我正在使用一个数据集,其中批处理项是由具有形状(max_sentences_per_text,max_tokens_per_sentence)的矩阵表示的文本。它经过一个嵌入层(变成 3d),然后是一个时间分布的 LSTM,它为每个句子输出一个向量(回到 2d)。然后,第二个 LSTM 层读取所有句子向量,并为每个批次项输出一个最终向量,该向量可以通过正常的密集层。

如下图所示(使用keras.utils.plot_model 生成),每个文本有 85 个句子,每个句子有 40 个标记:

这是型号代码:

inputs = Input([num_sentences, max_sentence_size])

vocab_size, embedding_size = embeddings.shape
init = initializers.constant(embeddings)
emb_layer = Embedding(vocab_size, embedding_size, mask_zero=True,
                      embeddings_initializer=init)
emb_layer.trainable = False
embedded = emb_layer(inputs)

projection_layer = Dense(lstm1_units, activation=None, use_bias=False,
                         name='projection')
projected = projection_layer(embedded)

lstm1 = LSTM(lstm1_units, name='token_lstm')
sentence_vectors = TimeDistributed(lstm1)(projected)

lstm2 = LSTM(lstm2_units, name='sentence_lstm')
final_vector = lstm2(sentence_vectors)

hidden = Dense(hidden_units, activation='relu', name='hidden')(final_vector)
scores = Dense(num_scores, activation='sigmoid', name='scorer')(hidden)

model = keras.models.Model(inputs, scores)

这对我来说看起来不错,除了我遇到以下错误:

Traceback (most recent call last):
  File "src/network.py", line 43, in <module>
    network.fit(x, y, validation_data=(xval, yval))
  File "/Users/erick/anaconda2/lib/python2.7/site-packages/keras/engine/training.py", line 1507, in fit
    initial_epoch=initial_epoch)
  File "/Users/erick/anaconda2/lib/python2.7/site-packages/keras/engine/training.py", line 1156, in _fit_loop
    outs = f(ins_batch)
  File "/Users/erick/anaconda2/lib/python2.7/site-packages/keras/backend/tensorflow_backend.py", line 2269, in __call__
    **self.session_kwargs)
  File "/Users/erick/anaconda2/lib/python2.7/site-packages/tensorflow/python/client/session.py", line 767, in run
    run_metadata_ptr)
  File "/Users/erick/anaconda2/lib/python2.7/site-packages/tensorflow/python/client/session.py", line 965, in _run
    feed_dict_string, options, run_metadata)
  File "/Users/erick/anaconda2/lib/python2.7/site-packages/tensorflow/python/client/session.py", line 1015, in _do_run
    target_list, options, run_metadata)
  File "/Users/erick/anaconda2/lib/python2.7/site-packages/tensorflow/python/client/session.py", line 1035, in _do_call
    raise type(e)(node_def, op, message)
tensorflow.python.framework.errors_impl.InvalidArgumentError: Inputs to operation sentence_lstm/while/Select_2 of type Select must have the same size and shape.  Input 0: [32,4000] != input 1: [32,100]
     [[Node: sentence_lstm/while/Select_2 = Select[T=DT_FLOAT, _device="/job:localhost/replica:0/task:0/cpu:0"](sentence_lstm/while/Tile, sentence_lstm/while/add_5, sentence_lstm/while/Identity_3)]]

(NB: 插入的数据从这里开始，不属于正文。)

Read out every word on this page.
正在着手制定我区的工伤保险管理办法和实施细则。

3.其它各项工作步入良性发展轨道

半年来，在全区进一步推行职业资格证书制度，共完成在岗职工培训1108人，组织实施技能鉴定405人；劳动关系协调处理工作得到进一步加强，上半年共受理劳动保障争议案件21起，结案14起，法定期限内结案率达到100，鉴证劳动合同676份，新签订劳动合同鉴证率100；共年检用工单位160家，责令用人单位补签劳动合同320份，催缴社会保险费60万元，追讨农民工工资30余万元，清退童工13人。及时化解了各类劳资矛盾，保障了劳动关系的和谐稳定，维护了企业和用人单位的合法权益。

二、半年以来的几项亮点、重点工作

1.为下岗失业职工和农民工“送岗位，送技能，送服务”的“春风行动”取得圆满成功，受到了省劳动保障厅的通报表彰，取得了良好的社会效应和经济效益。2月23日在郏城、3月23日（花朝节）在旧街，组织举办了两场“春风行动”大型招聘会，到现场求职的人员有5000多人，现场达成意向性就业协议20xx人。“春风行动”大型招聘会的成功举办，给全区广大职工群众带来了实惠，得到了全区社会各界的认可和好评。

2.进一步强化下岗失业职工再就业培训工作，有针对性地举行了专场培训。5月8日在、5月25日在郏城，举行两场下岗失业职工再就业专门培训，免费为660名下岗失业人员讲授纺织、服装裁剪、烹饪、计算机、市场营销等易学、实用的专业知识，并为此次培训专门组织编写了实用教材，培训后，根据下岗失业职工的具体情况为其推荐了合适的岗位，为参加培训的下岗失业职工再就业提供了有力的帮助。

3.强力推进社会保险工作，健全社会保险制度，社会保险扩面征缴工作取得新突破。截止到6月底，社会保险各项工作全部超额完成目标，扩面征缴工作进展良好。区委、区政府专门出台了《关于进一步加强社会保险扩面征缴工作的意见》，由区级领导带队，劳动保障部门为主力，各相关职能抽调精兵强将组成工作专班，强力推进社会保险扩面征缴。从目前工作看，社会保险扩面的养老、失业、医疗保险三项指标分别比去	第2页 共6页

Caused by op u'sentence_lstm/while/Select_2', defined at:
  File "src/network.py", line 37, in <module>
    args.hidden_units)
  File "src/model.py", line 51, in create_model
    final_vector = lstm2(sentence_vectors)
  File "/Users/erick/anaconda2/lib/python2.7/site-packages/keras/layers/recurrent.py", line 262, in __call__
    return super(Recurrent, self).__call__(inputs, **kwargs)
  File "/Users/erick/anaconda2/lib/python2.7/site-packages/keras/engine/topology.py", line 596, in __call__
    output = self.call(inputs, **kwargs)
  File "/Users/erick/anaconda2/lib/python2.7/site-packages/keras/layers/recurrent.py", line 341, in call
    input_length=input_shape[1])
  File "/Users/erick/anaconda2/lib/python2.7/site-packages/keras/backend/tensorflow_backend.py", line 2538, in rnn
    swap_memory=True)
  File "/Users/erick/anaconda2/lib/python2.7/site-packages/tensorflow/python/ops/control_flow_ops.py", line 2605, in while_loop
    result = context.BuildLoop(cond, body, loop_vars, shape_invariants)
  File "/Users/erick/anaconda2/lib/python2.7/site-packages/tensorflow/python/ops/control_flow_ops.py", line 2438, in BuildLoop
    pred, body, original_loop_vars, loop_vars, shape_invariants)
  File "/Users/erick/anaconda2/lib/python2.7/site-packages/tensorflow/python/ops/control_flow_ops.py", line 2388, in _BuildLoop
    body_result = body(*packed_vars_for_body)
  File "/Users/erick/anaconda2/lib/python2.7/site-packages/keras/backend/tensorflow_backend.py", line 2509, in _step
    new_states = [tf.where(tiled_mask_t, new_states[i], states[i]) for i in range(len(states))]
  File "/Users/erick/anaconda2/lib/python2.7/site-packages/tensorflow/python/ops/array_ops.py", line 2301, in where
    return gen_math_ops._select(condition=condition, t=x, e=y, name=name)
  File "/Users/erick/anaconda2/lib/python2.7/site-packages/tensorflow/python/ops/gen_math_ops.py", line 2386, in _select
    name=name)
  File "/Users/erick/anaconda2/lib/python2.7/site-packages/tensorflow/python/framework/op_def_library.py", line 763, in apply_op
    op_def=op_def)
  File "/Users/erick/anaconda2/lib/python2.7/site-packages/tensorflow/python/framework/ops.py", line 2327, in create_op
    original_op=self._default_original_op, op_def=op_def)
  File "/Users/erick/anaconda2/lib/python2.7/site-packages/tensorflow/python/framework/ops.py", line 1226, in __init__
    self._traceback = _extract_stack()

InvalidArgumentError (see above for traceback): Inputs to operation sentence_lstm/while/Select_2 of type Select must have the same size and shape.  Input 0: [32,4000] != input 1: [32,100]
     [[Node: sentence_lstm/while/Select_2 = Select[T=DT_FLOAT, _device="/job:localhost/replica:0/task:0/cpu:0"](sentence_lstm/while/Tile, sentence_lstm/while/add_5, sentence_lstm/while/Identity_3)]]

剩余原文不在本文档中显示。